Nach diesen Worten sprach Vacchagotto der Pilger zum Erhabenen also:

»Giebt es nun wohl, o Gotamo, irgend einen Hausgewohnten, der, ohne die häuslichen Bande gelassen zu haben, bei der Auflösung des Körpers, dem Leiden ein Ende macht?«

»Nicht giebt es, Vaccho, irgend einen Hausgewohnten, der, ohne die häuslichen Bande gelassen zu haben, bei der Auflösung des Körpers, dem Leiden ein Ende macht.«

»Giebt es aber, o Gotamo, irgend einen Hausgewohnten, der, ohne die häuslichen Bande gelassen zu haben, bei der Auflösung des Körpers, in himmlische Welt gelangt?«

»Nicht giebt es, Vaccho, nur etwa hundert oder zweihundert oder dreihundert oder vierhundert oder fünfhundert sondern noch mehr Hausgewohnte, die, ohne die häuslichen Bande gelassen zu haben, bei der Auflösung des Körpers, in himmlische Welt gelangen.«

»Und giebt es, o Gotamo, irgend einen Nackten Büßer, der, bei der Auflösung des Körpers, dem Leiden ein Ende macht?«

»Nicht giebt es, Vaccho, irgend einen Nackten Büßer, der, bei der Auflösung des Körpers, dem Leiden ein Ende macht.«

»Doch giebt es, o Gotamo, irgend einen Nackten Büßer, der, bei der Auflösung des Körpers, in himmlische Welt gelangt?«

»Von heute, Vaccho, zurück bis zum einundneunzigsten Weltalter, dessen ich gedenke, weiß ich von keinem Nackten Büßer, der in himmlische Welt gelangt wäre, einen ausgenommen: der aber glaubte an eigene That und eigenes Handeln.«

»So ist freilich, o Gotamo, jenes Büßerthum eitel, sogar um in himmlische Welt zu gelangen?«

»So ist freilich, Vaccho, jenes Büßerthum eitel, sogar um in himmlische Welt zu gelangen.«

Also sprach der Erhabene.

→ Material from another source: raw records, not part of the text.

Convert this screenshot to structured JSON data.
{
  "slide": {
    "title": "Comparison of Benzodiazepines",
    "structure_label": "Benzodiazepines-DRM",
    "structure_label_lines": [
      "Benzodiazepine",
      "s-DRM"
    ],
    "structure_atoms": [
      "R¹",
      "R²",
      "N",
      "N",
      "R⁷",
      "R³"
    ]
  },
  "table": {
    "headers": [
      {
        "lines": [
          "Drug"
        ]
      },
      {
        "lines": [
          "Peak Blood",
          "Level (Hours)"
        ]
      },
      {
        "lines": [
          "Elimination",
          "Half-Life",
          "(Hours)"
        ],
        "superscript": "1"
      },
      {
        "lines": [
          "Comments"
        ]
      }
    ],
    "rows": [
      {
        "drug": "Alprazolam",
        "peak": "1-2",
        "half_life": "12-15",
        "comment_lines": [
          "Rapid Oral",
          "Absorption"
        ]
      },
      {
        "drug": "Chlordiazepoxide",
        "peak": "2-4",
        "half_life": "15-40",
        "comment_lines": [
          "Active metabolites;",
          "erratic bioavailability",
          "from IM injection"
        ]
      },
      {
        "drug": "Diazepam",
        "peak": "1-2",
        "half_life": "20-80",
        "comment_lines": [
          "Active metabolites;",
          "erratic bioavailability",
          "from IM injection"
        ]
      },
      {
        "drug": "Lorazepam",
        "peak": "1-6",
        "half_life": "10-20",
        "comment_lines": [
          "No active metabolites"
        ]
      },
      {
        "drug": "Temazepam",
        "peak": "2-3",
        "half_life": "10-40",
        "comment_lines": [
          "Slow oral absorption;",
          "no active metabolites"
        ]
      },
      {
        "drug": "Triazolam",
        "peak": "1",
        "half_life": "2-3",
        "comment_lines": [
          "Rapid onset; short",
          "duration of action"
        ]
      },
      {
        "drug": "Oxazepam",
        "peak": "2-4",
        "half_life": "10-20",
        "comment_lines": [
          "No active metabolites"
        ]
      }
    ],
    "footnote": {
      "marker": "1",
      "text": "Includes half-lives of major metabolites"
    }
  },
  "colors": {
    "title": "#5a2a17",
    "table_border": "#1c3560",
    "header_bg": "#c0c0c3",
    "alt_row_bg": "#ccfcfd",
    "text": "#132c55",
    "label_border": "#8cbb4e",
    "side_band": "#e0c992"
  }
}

Zufrieden freute sich Vacchagotto der Pilger über das Wort des Erhabenen. Von den drei Meistern der Nackten Büßer handelt das Ende der 76. Rede; vergl. auch die 36., im Anfang. Vacchagotto der Pilger scheint vorher Jünger des Nando Vaccho, des ersten jener drei Meister, gewesen zu sein. – Nackte Büßer ( Ājīvikā, Acelakā), Freie Brüder ( Nigaṇṭhā, Jainās) und voran der buddhistische Orden ( Saṉgho): das sind die großen gleichzeitigen Asketengilden, welche Asoko je namentlich nennt und mit 'all den anderen und irgend sonstigen Genossenschaften' königlich beschirmt. Cf. Säulenedikt VII, 2, l. 4–5.